CNN Indonesia | Jumat, 22/11/2019 08:49 WIB
WeWork Pecat 2.400 Karyawan Karena Merugi Ilustrasi co-working space. (CNN Indonesia/Yuliyanna Fauzi)
Jakarta, CNN Indonesia -- WeWork, Perusahaan Amerika Serikat (AS) yang menawarkan ruang kerja bersama (co-working space) untuk perusahaan rintisan (startup) menyatakan akan memecat 2.400 karyawan mereka di seluruh dunia. Jumlah karyawan yang dipecat tersebut mencapai sekitar seperlima dari tenaga kerja mereka.

Dalam pengumuman yang disampaikan Kamis (21/11) kemarin, mereka menyatakan pemecatan dilakukan untuk mencegah peningkatan kerugian.

"PHK ini diperlukan untuk menciptakan organisasi yang lebih efisien," kata juru bicara WeWork dalam sebuah pernyataan yang dikutip dari AFP, Jumat (22/11).

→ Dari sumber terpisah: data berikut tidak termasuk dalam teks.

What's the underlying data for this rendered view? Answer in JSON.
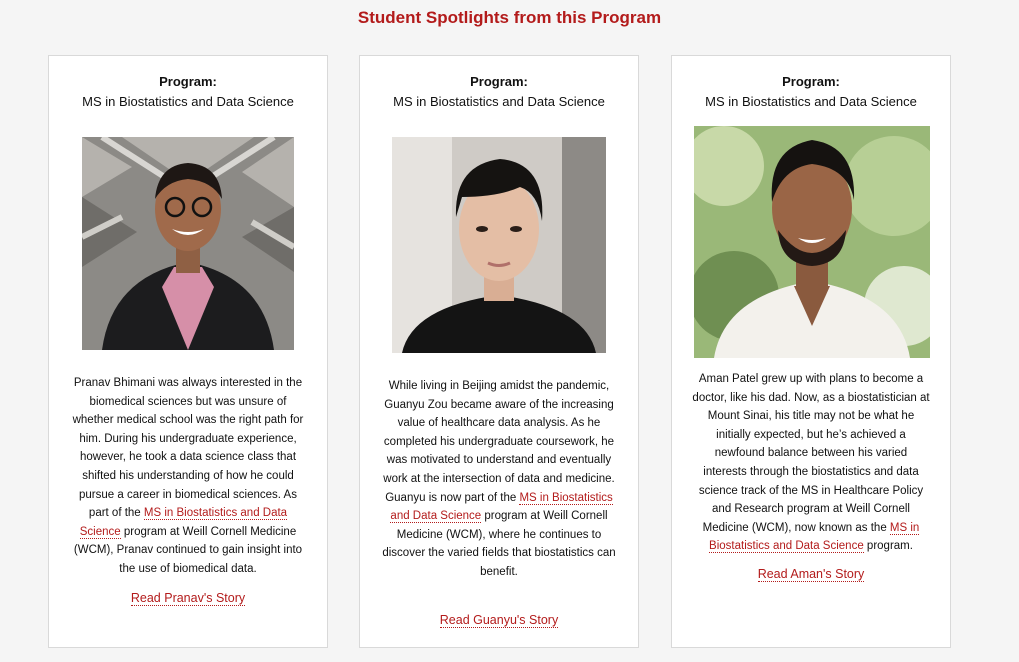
{
  "section_title": "Student Spotlights from this Program",
  "cards": [
    {
      "program_label": "Program:",
      "program_name": "MS in Biostatistics and Data Science",
      "story_before": "Pranav Bhimani was always interested in the biomedical sciences but was unsure of whether medical school was the right path for him. During his undergraduate experience, however, he took a data science class that shifted his understanding of how he could pursue a career in biomedical sciences. As part of the ",
      "story_link": "MS in Biostatistics and Data Science",
      "story_after": " program at Weill Cornell Medicine (WCM), Pranav continued to gain insight into the use of biomedical data.",
      "read_link": "Read Pranav's Story",
      "photo_alt": "Pranav Bhimani"
    },
    {
      "program_label": "Program:",
      "program_name": "MS in Biostatistics and Data Science",
      "story_before": "While living in Beijing amidst the pandemic, Guanyu Zou became aware of the increasing value of healthcare data analysis. As he completed his undergraduate coursework, he was motivated to understand and eventually work at the intersection of data and medicine. Guanyu is now part of the ",
      "story_link": "MS in Biostatistics and Data Science",
      "story_after": " program at Weill Cornell Medicine (WCM), where he continues to discover the varied fields that biostatistics can benefit.",
      "read_link": "Read Guanyu's Story",
      "photo_alt": "Guanyu Zou"
    },
    {
      "program_label": "Program:",
      "program_name": "MS in Biostatistics and Data Science",
      "story_before": "Aman Patel grew up with plans to become a doctor, like his dad. Now, as a biostatistician at Mount Sinai, his title may not be what he initially expected, but he’s achieved a newfound balance between his varied interests through the biostatistics and data science track of the MS in Healthcare Policy and Research program at Weill Cornell Medicine (WCM), now known as the ",
      "story_link": "MS in Biostatistics and Data Science",
      "story_after": " program.",
      "read_link": "Read Aman's Story",
      "photo_alt": "Aman Patel"
    }
  ],
  "colors": {
    "accent": "#b31b1b",
    "card_bg": "#ffffff",
    "page_bg": "#f5f5f5"
  }
}
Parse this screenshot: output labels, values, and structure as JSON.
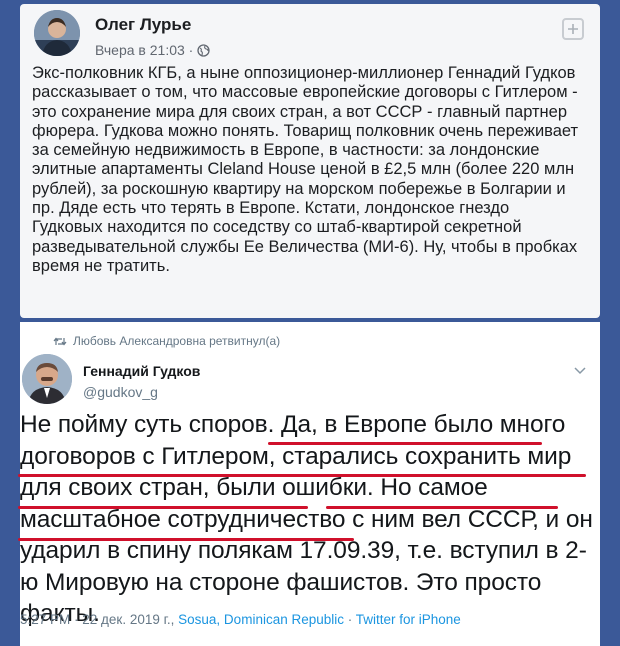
{
  "facebook_post": {
    "author": "Олег Лурье",
    "timestamp": "Вчера в 21:03 ·",
    "privacy_icon": "globe-icon",
    "text": "Экс-полковник КГБ, а ныне оппозиционер-миллионер Геннадий Гудков рассказывает о том, что массовые европейские договоры с Гитлером - это сохранение мира для своих стран, а вот СССР - главный партнер фюрера. Гудкова можно понять. Товарищ полковник очень переживает за семейную недвижимость в Европе, в частности: за лондонские элитные апартаменты Cleland House ценой в £2,5 млн (более 220 млн рублей), за роскошную квартиру на морском побережье в Болгарии и пр. Дяде есть что терять в Европе. Кстати, лондонское гнездо Гудковых находится по соседству со штаб-квартирой секретной разведывательной службы Ее Величества (МИ-6). Ну, чтобы в пробках время не тратить."
  },
  "tweet": {
    "retweeted_by": "Любовь Александровна ретвитнул(а)",
    "author_name": "Геннадий Гудков",
    "handle": "@gudkov_g",
    "text_parts": [
      "Не пойму суть споров. ",
      "Да, в Европе было много договоров с Гитлером, старались сохранить мир для своих стран, были ошибки.",
      " ",
      "Но самое масштабное сотрудничество с ним вел СССР",
      ", и он ударил в спину полякам 17.09.39, т.е. вступил в 2-ю Мировую на стороне фашистов. Это просто факты."
    ],
    "meta_time": "5:27 PM · 22 дек. 2019 г., ",
    "location": "Sosua, Dominican Republic",
    "separator": " · ",
    "source": "Twitter for iPhone"
  },
  "colors": {
    "background": "#3b5998",
    "underline": "#d0102b",
    "link": "#1b95e0"
  }
}
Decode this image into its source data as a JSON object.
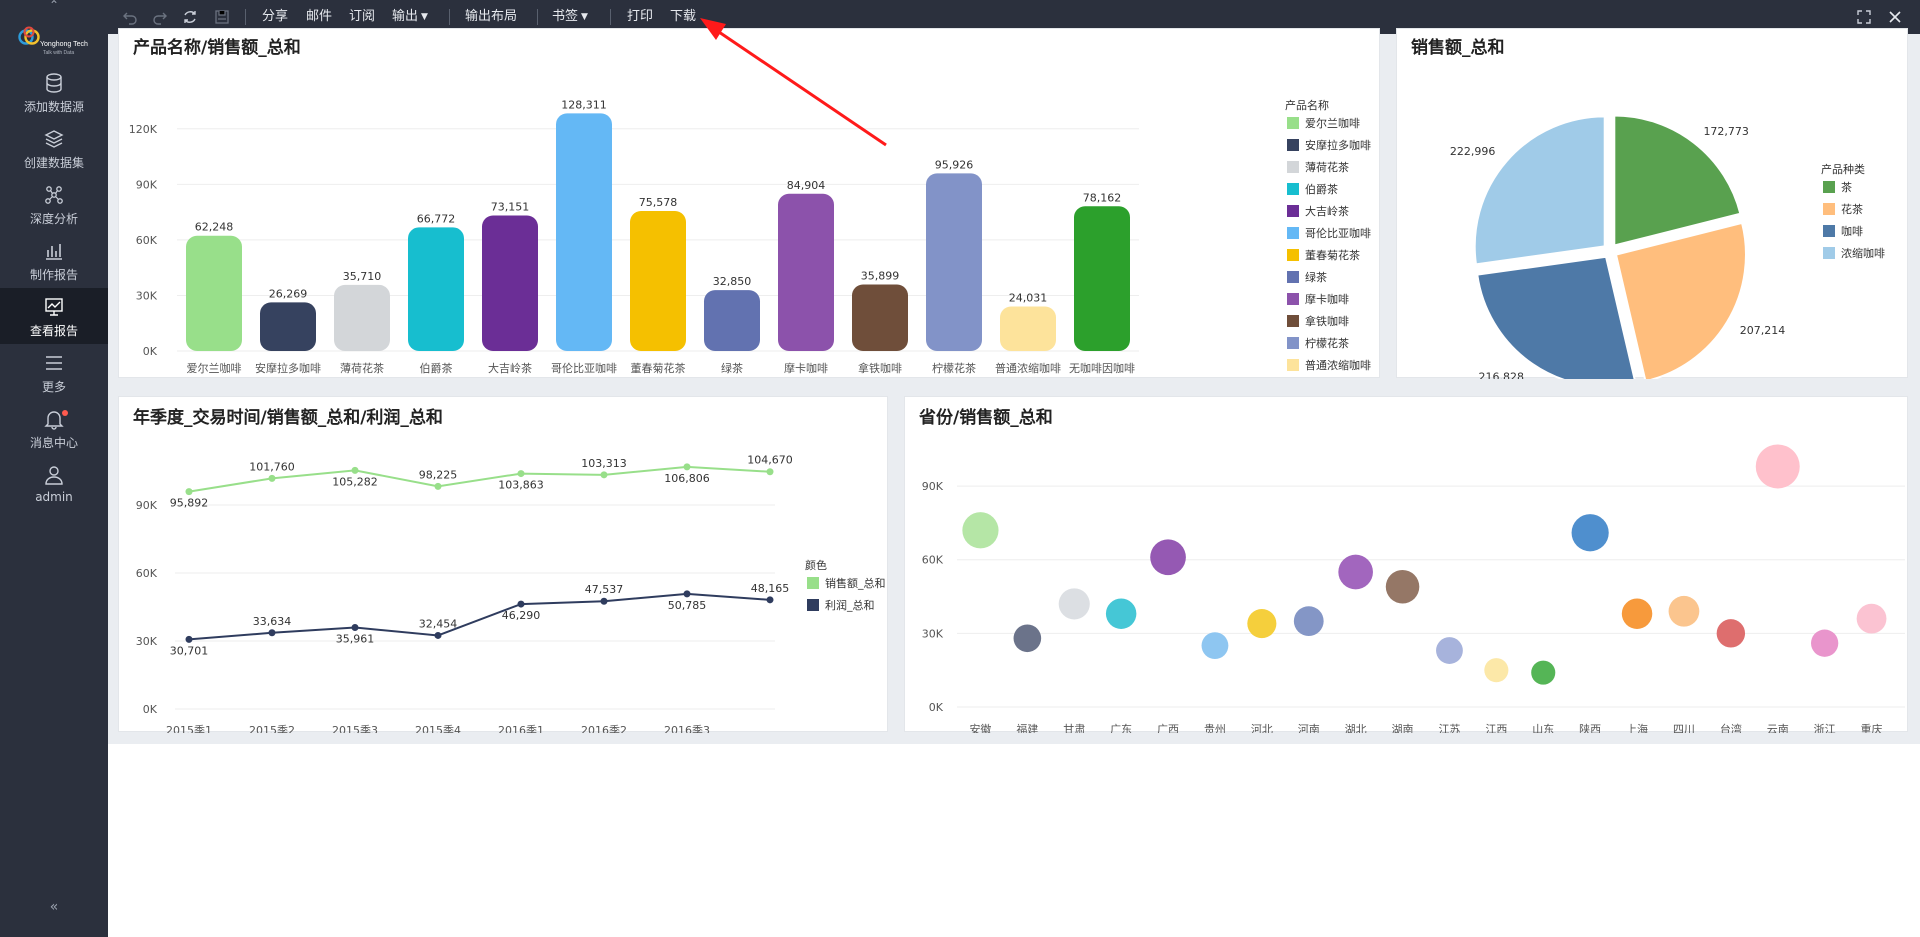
{
  "sidebar": {
    "logo_line1": "Yonghong Tech",
    "logo_line2": "Talk with Data",
    "items": [
      {
        "label": "添加数据源",
        "icon": "database-icon"
      },
      {
        "label": "创建数据集",
        "icon": "layers-icon"
      },
      {
        "label": "深度分析",
        "icon": "network-icon"
      },
      {
        "label": "制作报告",
        "icon": "bar-chart-icon"
      },
      {
        "label": "查看报告",
        "icon": "monitor-chart-icon",
        "active": true
      },
      {
        "label": "更多",
        "icon": "menu-icon"
      },
      {
        "label": "消息中心",
        "icon": "bell-icon",
        "has_badge": true
      },
      {
        "label": "admin",
        "icon": "user-icon"
      }
    ],
    "collapse_glyph": "«"
  },
  "toolbar": {
    "share": "分享",
    "mail": "邮件",
    "subscribe": "订阅",
    "export": "输出",
    "export_layout": "输出布局",
    "bookmark": "书签",
    "print": "打印",
    "download": "下载"
  },
  "colors": {
    "sidebar_bg": "#2b303d",
    "annotation_arrow": "#ff1a1a",
    "sales_line": "#98df8a",
    "profit_line": "#2f3c5e"
  },
  "panels": {
    "bar_title": "产品名称/销售额_总和",
    "pie_title": "销售额_总和",
    "line_title": "年季度_交易时间/销售额_总和/利润_总和",
    "bubble_title": "省份/销售额_总和"
  },
  "chart_data": [
    {
      "type": "bar",
      "title": "产品名称/销售额_总和",
      "legend_title": "产品名称",
      "legend_position": "right",
      "categories": [
        "爱尔兰咖啡",
        "安摩拉多咖啡",
        "薄荷花茶",
        "伯爵茶",
        "大吉岭茶",
        "哥伦比亚咖啡",
        "董春菊花茶",
        "绿茶",
        "摩卡咖啡",
        "拿铁咖啡",
        "柠檬花茶",
        "普通浓缩咖啡",
        "无咖啡因咖啡"
      ],
      "values": [
        62248,
        26269,
        35710,
        66772,
        73151,
        128311,
        75578,
        32850,
        84904,
        35899,
        95926,
        24031,
        78162
      ],
      "labels": [
        "62,248",
        "26,269",
        "35,710",
        "66,772",
        "73,151",
        "128,311",
        "75,578",
        "32,850",
        "84,904",
        "35,899",
        "95,926",
        "24,031",
        "78,162"
      ],
      "colors": [
        "#98df8a",
        "#36425f",
        "#d3d6d9",
        "#17becf",
        "#6b2e96",
        "#64b8f5",
        "#f5c000",
        "#6272b0",
        "#8c52ab",
        "#6f4e3a",
        "#8293c8",
        "#fde39b",
        "#2ca02c"
      ],
      "yticks": [
        "0K",
        "30K",
        "60K",
        "90K",
        "120K"
      ],
      "ylim": [
        0,
        135000
      ],
      "grid": true
    },
    {
      "type": "pie",
      "title": "销售额_总和",
      "legend_title": "产品种类",
      "legend_position": "right",
      "slices": [
        {
          "name": "茶",
          "value": 172773,
          "label": "172,773",
          "color": "#59a14f"
        },
        {
          "name": "花茶",
          "value": 207214,
          "label": "207,214",
          "color": "#ffbe7d"
        },
        {
          "name": "咖啡",
          "value": 216828,
          "label": "216,828",
          "color": "#4e79a7"
        },
        {
          "name": "浓缩咖啡",
          "value": 222996,
          "label": "222,996",
          "color": "#a0cbe8"
        }
      ]
    },
    {
      "type": "line",
      "title": "年季度_交易时间/销售额_总和/利润_总和",
      "legend_title": "颜色",
      "legend_position": "right",
      "categories": [
        "2015季1",
        "2015季2",
        "2015季3",
        "2015季4",
        "2016季1",
        "2016季2",
        "2016季3"
      ],
      "x_extra_points": 1,
      "series": [
        {
          "name": "销售额_总和",
          "color": "#98df8a",
          "values": [
            95892,
            101760,
            105282,
            98225,
            103863,
            103313,
            106806,
            104670
          ],
          "labels": [
            "95,892",
            "101,760",
            "105,282",
            "98,225",
            "103,863",
            "103,313",
            "106,806",
            "104,670"
          ]
        },
        {
          "name": "利润_总和",
          "color": "#2f3c5e",
          "values": [
            30701,
            33634,
            35961,
            32454,
            46290,
            47537,
            50785,
            48165
          ],
          "labels": [
            "30,701",
            "33,634",
            "35,961",
            "32,454",
            "46,290",
            "47,537",
            "50,785",
            "48,165"
          ]
        }
      ],
      "yticks": [
        "0K",
        "30K",
        "60K",
        "90K"
      ],
      "grid": true
    },
    {
      "type": "scatter",
      "title": "省份/销售额_总和",
      "categories": [
        "安徽",
        "福建",
        "甘肃",
        "广东",
        "广西",
        "贵州",
        "河北",
        "河南",
        "湖北",
        "湖南",
        "江苏",
        "江西",
        "山东",
        "陕西",
        "上海",
        "四川",
        "台湾",
        "云南",
        "浙江",
        "重庆"
      ],
      "values": [
        72000,
        28000,
        42000,
        38000,
        61000,
        25000,
        34000,
        35000,
        55000,
        49000,
        23000,
        15000,
        14000,
        71000,
        38000,
        39000,
        30000,
        98000,
        26000,
        36000
      ],
      "sizes": [
        120000,
        50000,
        75000,
        70000,
        115000,
        45000,
        60000,
        65000,
        105000,
        95000,
        45000,
        30000,
        30000,
        130000,
        70000,
        72000,
        55000,
        210000,
        48000,
        65000
      ],
      "colors": [
        "#b5e6a6",
        "#6b738a",
        "#dcdfe3",
        "#45c7d6",
        "#9559b3",
        "#8ec6f1",
        "#f5cf3c",
        "#8496c6",
        "#a266be",
        "#957766",
        "#a7b3dc",
        "#fce8a8",
        "#55b556",
        "#4f8fce",
        "#f79a3c",
        "#fbc58e",
        "#de6e6e",
        "#ffc1cc",
        "#e995cc",
        "#fbc3d2"
      ],
      "yticks": [
        "0K",
        "30K",
        "60K",
        "90K"
      ],
      "ylim": [
        0,
        110000
      ],
      "grid": true
    }
  ]
}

Dalam pernyataan tersebut manajemen juga menyatakan p
ekerja yang diberhentikan  nantinya akan menerima pesangon, tunjangan lanjutan, dan bentuk bantuan lain. Pesangon tersebut mereka harapkan bisa membantu pekerja dalam menjalani transisi karir.

We Work dalam pernyataan kepada pemegang saham awal bulan ini menyatakan bahwa mereka kehilangan hampir $ 1,3 miliar pada kuartal ketiga tahun ini. Kerugian tersebut meningkat lebih dari dua kali lipat dibanding periode yang sama tahun sebelumnya.

WeWork didirikan pada 2010. Mereka bermarkas di New York, AS.

Pada akhir Oktober, Softbank mengambil kepemilikan mayoritas WeWork sebagai bagian dari kesepakatan untuk menyuntik modal US$5 miliar ke perusahaan. Kebijakan tersebut diambil setelah WeWork urung melantai di bursa saham.

Kerugian WeWork berkontribusi pada SoftBank. Padahal, awal bulan ini mereka mengumumkan rugi US$ 6,4 miliar. Angka tersebut merupakan kerugian terparah kuartalan yang dialami SoftBank.

Kepala Eksekutif SoftBank Masayoshi Son menyatakan menyesal dengan kondisi tersebut. Menurutnya ia telah salah soal investasi di WeWork.

"Keputusan investasi saya dalam banyak hal buruk. Saya sangat menyesalinya," katanya.